Large victoire des conservateurs du SNS

Les Serbes ont voté dimanche au cours de législatives anticipées avec l'espoir d'un redressement économique et d'intégration dans l'Union européenne.

Comme attendu, ils ont donné une large victoire aux conservateurs du vice-premier ministre serbe sortant, Aleksander Vucic.

Selon les premières estimations présentées par le CESID, un organisme indépendant qui surveille le scrutin, le Parti serbe du progrès (SNS) a obtenu 50% des suffrages. Il obtiendrait ainsi 160 des 250 sièges du Parlement, soit une majorité lui permettant, s'il le souhaite, de former seul le nouveau gouvernement.

Le SNS est suivi par son actuel allié dans la coalition gouvernementale sortante, le Parti socialiste (SPS) qui a obtenu 15% de voix, soit 50 mandats. «Il y a une majorité au Parlement et cette tendance sera maintenue», a dit à la presse le directeur du CESID Marko Blagojevic.

Selon le CESID, la principale force d'opposition, le Parti démocratique (DS), a obtenu 6% des voix, soit un quart seulement du score atteint aux législatives de 2012, lorsqu'elle a été évincé du pouvoir. Deux autres partis atteignent le quorum de 5% leur permettant de siéger au parlement: le Nouveau parti démocratique (NDS; 6% lui aussi) et le Parti démocratique de Serbie (DSS, score non précisé).

«Réformes douloureuses» annoncées

Sans attendre la fin des opérations de vote, M. Vucic a annoncé des «réformes douloureuses». «Je souhaite que la Serbie poursuive sa lutte contre la corruption, qu'elle s'efforce de faire progresser son économie, qu'elle soit en mesure d'augmenter le nombre des emplois», a-t-il déclaré, en jeans et sweat-shirt, après avoir voté.

Quelque 6,7 millions d'électeurs avaient été appelés aux urnes pour renouveler le Parlement de 250 sièges. Le scrutin a été organisé deux ans avant la fin du mandat de quatre ans du Parlement. Au total, six partis et coalitions se disputaient les faveurs de l'électorat.

Jadis au ban des nations, en raison de son rôle dans les conflits qui ont émaillé le démantèlement sanglant de l'ex-Yougoslavie, la Serbie a réussi à redorer son image. Depuis son accession au pouvoir en 2012, le gouvernement du SNS a amélioré d'une manière spectaculaire les relations avec le Kosovo, où la majorité albanaise a proclamé son indépendance en 2008.

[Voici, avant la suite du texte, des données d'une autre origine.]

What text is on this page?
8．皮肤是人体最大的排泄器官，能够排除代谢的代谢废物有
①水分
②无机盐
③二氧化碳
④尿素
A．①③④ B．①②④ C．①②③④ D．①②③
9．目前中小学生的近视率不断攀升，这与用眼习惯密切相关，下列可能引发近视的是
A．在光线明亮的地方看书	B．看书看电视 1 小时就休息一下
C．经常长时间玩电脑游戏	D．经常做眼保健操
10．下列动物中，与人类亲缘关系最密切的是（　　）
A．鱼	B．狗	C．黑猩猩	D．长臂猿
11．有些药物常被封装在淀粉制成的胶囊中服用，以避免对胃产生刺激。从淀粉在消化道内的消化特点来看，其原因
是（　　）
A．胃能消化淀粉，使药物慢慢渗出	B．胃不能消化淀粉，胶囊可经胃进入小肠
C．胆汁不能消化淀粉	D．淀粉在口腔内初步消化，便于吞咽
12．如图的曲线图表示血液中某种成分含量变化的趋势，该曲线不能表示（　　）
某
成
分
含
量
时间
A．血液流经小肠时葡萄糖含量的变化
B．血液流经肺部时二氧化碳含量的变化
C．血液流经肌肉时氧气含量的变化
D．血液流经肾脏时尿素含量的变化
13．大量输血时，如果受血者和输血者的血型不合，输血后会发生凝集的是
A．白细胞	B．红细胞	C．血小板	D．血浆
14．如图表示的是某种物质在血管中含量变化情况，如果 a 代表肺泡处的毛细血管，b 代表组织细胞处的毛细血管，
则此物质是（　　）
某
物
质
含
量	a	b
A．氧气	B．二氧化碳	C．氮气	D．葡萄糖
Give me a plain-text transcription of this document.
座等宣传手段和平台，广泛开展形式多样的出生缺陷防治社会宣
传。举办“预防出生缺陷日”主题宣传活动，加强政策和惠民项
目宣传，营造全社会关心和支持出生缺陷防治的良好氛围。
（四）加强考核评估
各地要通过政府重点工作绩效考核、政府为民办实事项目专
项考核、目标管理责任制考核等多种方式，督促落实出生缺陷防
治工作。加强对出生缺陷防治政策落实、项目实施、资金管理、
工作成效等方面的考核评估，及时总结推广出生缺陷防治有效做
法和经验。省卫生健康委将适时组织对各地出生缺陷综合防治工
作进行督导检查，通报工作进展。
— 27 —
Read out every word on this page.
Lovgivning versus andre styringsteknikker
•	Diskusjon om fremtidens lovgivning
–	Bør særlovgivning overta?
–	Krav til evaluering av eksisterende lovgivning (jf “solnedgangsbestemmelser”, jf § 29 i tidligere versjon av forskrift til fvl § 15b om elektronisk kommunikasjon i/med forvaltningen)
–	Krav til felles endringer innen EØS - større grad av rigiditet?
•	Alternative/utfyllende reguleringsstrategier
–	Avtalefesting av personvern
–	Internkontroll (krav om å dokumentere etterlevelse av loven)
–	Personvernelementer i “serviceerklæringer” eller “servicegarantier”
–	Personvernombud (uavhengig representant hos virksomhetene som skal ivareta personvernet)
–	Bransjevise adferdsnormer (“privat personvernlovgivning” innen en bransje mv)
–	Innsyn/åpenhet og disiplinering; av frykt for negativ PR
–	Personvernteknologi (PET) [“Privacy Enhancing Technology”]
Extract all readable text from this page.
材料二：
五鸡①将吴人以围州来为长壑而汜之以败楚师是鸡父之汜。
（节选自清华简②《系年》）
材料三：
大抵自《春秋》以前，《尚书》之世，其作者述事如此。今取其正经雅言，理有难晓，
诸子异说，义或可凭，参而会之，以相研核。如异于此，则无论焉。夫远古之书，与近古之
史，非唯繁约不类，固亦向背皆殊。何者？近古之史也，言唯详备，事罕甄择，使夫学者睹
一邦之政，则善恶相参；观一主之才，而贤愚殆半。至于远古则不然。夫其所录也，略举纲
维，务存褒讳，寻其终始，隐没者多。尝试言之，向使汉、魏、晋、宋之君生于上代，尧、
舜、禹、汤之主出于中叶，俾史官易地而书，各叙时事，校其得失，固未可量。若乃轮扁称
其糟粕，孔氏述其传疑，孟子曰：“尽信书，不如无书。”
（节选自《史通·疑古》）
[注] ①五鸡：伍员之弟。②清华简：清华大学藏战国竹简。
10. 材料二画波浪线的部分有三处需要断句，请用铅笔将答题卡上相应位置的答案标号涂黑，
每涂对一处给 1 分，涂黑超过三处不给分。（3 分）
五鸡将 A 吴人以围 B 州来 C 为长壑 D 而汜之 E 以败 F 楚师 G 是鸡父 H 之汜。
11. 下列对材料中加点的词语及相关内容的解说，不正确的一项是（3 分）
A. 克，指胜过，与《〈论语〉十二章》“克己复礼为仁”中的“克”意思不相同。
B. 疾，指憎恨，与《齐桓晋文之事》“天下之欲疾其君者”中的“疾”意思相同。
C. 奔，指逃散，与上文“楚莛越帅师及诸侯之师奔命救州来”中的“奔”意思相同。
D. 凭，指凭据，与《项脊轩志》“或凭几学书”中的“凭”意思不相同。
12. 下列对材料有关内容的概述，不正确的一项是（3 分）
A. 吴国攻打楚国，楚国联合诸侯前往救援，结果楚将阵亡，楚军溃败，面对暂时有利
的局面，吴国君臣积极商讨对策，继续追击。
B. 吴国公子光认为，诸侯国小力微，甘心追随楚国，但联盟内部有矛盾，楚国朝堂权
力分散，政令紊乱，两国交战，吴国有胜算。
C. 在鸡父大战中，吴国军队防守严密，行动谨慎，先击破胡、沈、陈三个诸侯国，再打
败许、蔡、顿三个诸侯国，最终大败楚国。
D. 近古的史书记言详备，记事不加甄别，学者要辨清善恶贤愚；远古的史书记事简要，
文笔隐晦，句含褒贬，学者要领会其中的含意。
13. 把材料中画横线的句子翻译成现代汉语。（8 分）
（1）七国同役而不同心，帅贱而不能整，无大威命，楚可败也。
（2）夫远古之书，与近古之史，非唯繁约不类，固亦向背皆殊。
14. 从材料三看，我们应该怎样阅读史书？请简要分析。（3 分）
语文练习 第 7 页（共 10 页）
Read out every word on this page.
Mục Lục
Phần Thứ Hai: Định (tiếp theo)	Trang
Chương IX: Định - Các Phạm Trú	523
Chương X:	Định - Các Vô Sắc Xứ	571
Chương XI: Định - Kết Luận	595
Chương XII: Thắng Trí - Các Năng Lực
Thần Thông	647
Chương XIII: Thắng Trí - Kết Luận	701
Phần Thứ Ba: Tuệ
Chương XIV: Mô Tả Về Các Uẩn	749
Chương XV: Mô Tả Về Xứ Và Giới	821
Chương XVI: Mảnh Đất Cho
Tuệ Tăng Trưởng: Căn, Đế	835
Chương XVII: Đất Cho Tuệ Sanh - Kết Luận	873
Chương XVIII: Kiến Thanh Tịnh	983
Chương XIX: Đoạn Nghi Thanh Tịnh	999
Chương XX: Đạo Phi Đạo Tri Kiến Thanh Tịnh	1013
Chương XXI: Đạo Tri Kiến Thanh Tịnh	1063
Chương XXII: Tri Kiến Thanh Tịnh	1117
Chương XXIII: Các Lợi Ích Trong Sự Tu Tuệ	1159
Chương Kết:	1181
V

Perspectives économiques sombres

Le président du DS, l'ancien maire de Belgrade, Dragan Djilas, a exhorté les électeurs à ne pas croire aux «fausses promesses d'investissements» formulées par les conservateurs. «Si la situation ne change pas, dans un an la Serbie sera en faillite», a-t-il affirmé.

Les perspectives économiques sont sombres pour ce pays de 7,1 millions d'habitants, où le chômage frappe 20,01% de la population active et où le déficit budgétaire est supérieur à 7% du PIB pour la quatrième année consécutive. Dans ce contexte, la campagne électorale s'est concentrée sur le redressement de la situation économique.

Selon des analystes, M. Vucic - jadis un des pionniers de l'ultranationalisme serbe, désormais engagé corps et âme à la cause de l'intégration européenne de son pays -, compte mettre à profit le soutien particulièrement important dont il jouit dans l'électorat après plusieurs arrestations spectaculaires de richissimes hommes d'affaires, dans le cadre de la lutte contre la corruption et le crime organisé.

L'économie est aussi tributaire d'un secteur public pléthorique qui représente environ huit milliards d'euros du budget annuel avec ses 700'000 fonctionnaires sur un total de 1,7 million d'employés au niveau national. En outre, la dette publique dépasse les 60% du PIB et le salaire mensuel moyen avoisine les 350 euros.

A la mi-janvier, l'agence de notation Fitch a abaissé la note de la Serbie de «BB » à «BB-» sanctionnant ainsi les hésitations de l'Etat à engager des réformes structurelles impopulaires.